Step 07: The spine, neck and head
So we’re starting to work up the torso and as all the upper limbs are a child of the spine, we will start there. Again, begin by cleaning up the curves and getting rid of any keys that are not helping. Push the shoulders and the hips to really get some striking poses from opposing lines. Also, add twist to the torso, orient the chest in one direction, the hips in another and the head in a third direction. This will add further interest to the poses and make them more dynamic. Try and delay the neck and head slightly and make sure the path of action on the head is smooth and clean as it swings through.
Step 08: Arms
When dealing with the arms, I like to work on them separately as I can really fine tune one arm without the other distracting me, so+ I use some selection sets to hide some of the geometry. I focus on those arcs once more and although the arms will follow the torso, we will still need to go in there and clean out some of the poses as they may be jittery in places. Also, make sure to edit the spacing as in some instances, for example when the right arm reaches its peak, we will want to ease in and ease out of the key pose to reduce what could be some very quick movement in a small number of frames.

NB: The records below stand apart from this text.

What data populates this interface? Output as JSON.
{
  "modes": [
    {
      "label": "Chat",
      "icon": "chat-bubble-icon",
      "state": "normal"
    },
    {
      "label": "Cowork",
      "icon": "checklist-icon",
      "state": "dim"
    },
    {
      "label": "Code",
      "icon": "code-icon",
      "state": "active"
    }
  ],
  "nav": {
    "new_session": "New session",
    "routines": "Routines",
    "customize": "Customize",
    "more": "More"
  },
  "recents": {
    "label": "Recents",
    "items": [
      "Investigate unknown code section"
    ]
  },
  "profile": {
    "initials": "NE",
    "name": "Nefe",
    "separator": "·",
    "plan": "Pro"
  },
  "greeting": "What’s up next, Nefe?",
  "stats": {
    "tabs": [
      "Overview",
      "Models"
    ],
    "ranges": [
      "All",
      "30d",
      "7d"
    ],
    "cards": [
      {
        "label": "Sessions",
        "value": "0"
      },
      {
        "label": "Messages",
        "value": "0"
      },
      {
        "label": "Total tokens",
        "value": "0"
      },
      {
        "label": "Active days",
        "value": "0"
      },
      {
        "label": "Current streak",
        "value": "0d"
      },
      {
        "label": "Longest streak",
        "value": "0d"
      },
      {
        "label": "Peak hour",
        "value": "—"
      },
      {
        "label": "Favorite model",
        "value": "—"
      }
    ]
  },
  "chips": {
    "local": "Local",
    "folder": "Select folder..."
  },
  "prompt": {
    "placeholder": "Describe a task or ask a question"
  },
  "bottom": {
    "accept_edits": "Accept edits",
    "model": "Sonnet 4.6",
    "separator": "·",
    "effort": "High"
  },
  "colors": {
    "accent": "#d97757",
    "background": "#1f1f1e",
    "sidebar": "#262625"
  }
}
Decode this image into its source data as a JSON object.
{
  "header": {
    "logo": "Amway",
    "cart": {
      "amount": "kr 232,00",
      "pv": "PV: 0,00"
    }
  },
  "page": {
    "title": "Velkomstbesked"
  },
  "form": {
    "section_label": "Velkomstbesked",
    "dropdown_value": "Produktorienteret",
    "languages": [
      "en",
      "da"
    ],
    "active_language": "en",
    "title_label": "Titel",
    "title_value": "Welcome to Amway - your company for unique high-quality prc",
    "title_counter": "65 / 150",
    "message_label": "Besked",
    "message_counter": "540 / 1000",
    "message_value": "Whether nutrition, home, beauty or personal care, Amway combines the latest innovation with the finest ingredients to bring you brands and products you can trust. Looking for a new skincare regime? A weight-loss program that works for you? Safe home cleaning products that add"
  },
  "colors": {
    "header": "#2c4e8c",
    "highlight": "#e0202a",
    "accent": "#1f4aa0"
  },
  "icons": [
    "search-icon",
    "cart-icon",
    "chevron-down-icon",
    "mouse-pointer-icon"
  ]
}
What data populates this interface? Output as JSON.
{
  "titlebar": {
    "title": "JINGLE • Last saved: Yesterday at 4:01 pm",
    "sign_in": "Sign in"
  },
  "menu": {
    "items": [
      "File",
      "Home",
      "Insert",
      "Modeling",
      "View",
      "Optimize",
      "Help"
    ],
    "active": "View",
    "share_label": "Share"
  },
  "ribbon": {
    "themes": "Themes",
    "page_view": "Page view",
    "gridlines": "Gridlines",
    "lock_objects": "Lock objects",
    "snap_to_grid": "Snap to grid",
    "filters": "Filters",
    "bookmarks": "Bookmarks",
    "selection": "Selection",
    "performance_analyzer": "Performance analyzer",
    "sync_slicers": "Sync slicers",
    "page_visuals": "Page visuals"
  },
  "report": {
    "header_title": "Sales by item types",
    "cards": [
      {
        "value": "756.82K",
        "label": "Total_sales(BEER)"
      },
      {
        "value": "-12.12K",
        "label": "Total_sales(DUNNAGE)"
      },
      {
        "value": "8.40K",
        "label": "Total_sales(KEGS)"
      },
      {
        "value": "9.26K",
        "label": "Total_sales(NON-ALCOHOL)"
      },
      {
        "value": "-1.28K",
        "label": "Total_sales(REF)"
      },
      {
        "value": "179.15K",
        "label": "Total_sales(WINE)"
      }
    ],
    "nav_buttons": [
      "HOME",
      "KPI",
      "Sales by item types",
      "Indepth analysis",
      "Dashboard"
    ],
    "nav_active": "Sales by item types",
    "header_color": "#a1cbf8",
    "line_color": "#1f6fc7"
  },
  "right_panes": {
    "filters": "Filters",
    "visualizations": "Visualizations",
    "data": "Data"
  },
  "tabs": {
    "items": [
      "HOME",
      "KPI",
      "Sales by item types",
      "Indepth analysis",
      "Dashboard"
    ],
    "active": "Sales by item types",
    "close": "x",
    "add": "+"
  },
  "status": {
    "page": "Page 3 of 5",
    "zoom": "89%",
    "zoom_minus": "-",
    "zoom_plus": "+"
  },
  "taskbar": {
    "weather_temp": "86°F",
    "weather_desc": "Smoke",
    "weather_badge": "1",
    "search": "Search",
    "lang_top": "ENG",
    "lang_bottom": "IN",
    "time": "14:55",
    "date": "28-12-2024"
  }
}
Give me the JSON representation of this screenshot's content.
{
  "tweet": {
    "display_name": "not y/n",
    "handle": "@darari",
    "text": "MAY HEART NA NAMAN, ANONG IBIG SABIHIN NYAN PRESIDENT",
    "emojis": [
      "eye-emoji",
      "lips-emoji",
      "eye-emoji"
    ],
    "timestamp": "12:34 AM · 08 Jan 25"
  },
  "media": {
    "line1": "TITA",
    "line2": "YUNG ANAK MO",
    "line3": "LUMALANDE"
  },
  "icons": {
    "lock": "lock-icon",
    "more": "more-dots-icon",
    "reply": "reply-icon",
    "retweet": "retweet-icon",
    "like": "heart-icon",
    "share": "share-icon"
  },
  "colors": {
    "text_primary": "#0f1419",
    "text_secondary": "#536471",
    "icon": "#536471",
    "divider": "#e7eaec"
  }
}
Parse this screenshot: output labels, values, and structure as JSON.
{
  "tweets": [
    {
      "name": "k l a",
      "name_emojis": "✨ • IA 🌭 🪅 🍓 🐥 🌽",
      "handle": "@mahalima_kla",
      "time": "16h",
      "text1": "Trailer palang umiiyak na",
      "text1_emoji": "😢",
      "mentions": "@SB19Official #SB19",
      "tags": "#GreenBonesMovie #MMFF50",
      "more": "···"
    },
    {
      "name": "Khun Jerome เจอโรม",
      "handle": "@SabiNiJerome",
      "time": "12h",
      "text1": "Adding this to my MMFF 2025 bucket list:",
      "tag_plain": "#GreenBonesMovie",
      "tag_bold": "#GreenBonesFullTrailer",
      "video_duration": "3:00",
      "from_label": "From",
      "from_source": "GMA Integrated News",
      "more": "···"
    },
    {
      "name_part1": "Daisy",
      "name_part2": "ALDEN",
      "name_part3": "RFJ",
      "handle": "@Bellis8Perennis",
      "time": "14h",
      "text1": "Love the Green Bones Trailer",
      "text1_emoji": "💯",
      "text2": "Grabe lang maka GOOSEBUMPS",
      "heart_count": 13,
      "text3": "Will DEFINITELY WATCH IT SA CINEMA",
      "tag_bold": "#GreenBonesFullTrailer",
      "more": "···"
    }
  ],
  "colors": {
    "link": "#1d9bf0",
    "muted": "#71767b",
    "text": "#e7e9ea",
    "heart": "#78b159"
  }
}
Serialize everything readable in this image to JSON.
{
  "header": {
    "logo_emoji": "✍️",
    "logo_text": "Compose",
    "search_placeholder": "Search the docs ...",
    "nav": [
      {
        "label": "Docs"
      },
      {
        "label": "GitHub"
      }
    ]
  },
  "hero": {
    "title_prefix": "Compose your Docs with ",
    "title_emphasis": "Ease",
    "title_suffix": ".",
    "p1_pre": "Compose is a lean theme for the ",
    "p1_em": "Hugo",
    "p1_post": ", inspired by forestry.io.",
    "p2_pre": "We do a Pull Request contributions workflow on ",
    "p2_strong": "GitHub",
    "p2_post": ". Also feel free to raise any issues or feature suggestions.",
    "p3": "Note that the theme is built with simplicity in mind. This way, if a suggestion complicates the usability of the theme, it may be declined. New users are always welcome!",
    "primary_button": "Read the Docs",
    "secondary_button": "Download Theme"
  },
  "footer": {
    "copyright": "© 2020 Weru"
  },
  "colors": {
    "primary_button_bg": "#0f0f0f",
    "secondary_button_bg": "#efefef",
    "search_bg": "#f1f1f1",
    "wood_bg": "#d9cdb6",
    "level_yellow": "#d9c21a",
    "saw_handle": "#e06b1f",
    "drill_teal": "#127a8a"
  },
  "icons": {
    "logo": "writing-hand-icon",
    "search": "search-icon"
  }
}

Step 09: Adding drag and breaking up the timing
At this stage, I want to make the motion as smooth as can be, as well as begin offsetting some parts so we don’t come to the final pose and hit it as one lump. I’ll delay the arms by a couple of frames from the spine and in the odd frame here and there I will also push the lower arm further back than naturally possible to really help sell the drag. Then I’ll delay the hands and also really push the fingers back to help sell the path of action that they will be following. To loosen up the approach to the final pose, I’ll make sure the arms hit the pose a few frames later and also have one arm hit the final pose a frame or two before the second arm does.
Step 10: Keep on moving
As we hit the final frames, we will want to keep the motion and the character alive. To do so, we can employ the technique of using moving holds. For the hips, the upper body and the arms, I will add a small amount of motion continuing through to the final frame. It’s important to keep this motion moving in the direction that the body was moving in. The change in movement from the final pose to the final frame may be barely noticeable but the difference between subtle movement and no movement can be huge to the naked eye. Happy animating.
Tip 01: Tools and scripts
For this tutorial, I will be once again using the very excellent ‘bhGhost’ tool created by Brian Horgan, which can be found at www.graphite9.com, along with other excellent scripts. This will be what I will mainly use to check how one pose leads into the next through the blocking stages. For checking the arcs of a selected vertex, I will be using ‘CG_VertexMotionTrail_V2.py’ created by Constantinos Glynos. By default, Maya does not allow you to motion trail a vertex but this tool will do just that.
Tip 02: Show and Tell
When animating, I like to zone in to a particular aspect without my mind being side-tracked by things that can be resolved later. For example, when cleaning up the spine, I don’t want to look at the arms or possibly even the legs. To help me work in this manner, I use selection sets. Simply grab all the geometry that you want to hide and go Create>Sets>Quick Select Set. By the end of the animation, I had a selection set for each arm, the head, the spine and the legs. To select the geometry within the set, either go to the Outliner and open up the specific set you want to hide/unhide or go Edit>Quick Select Sets to pick the group.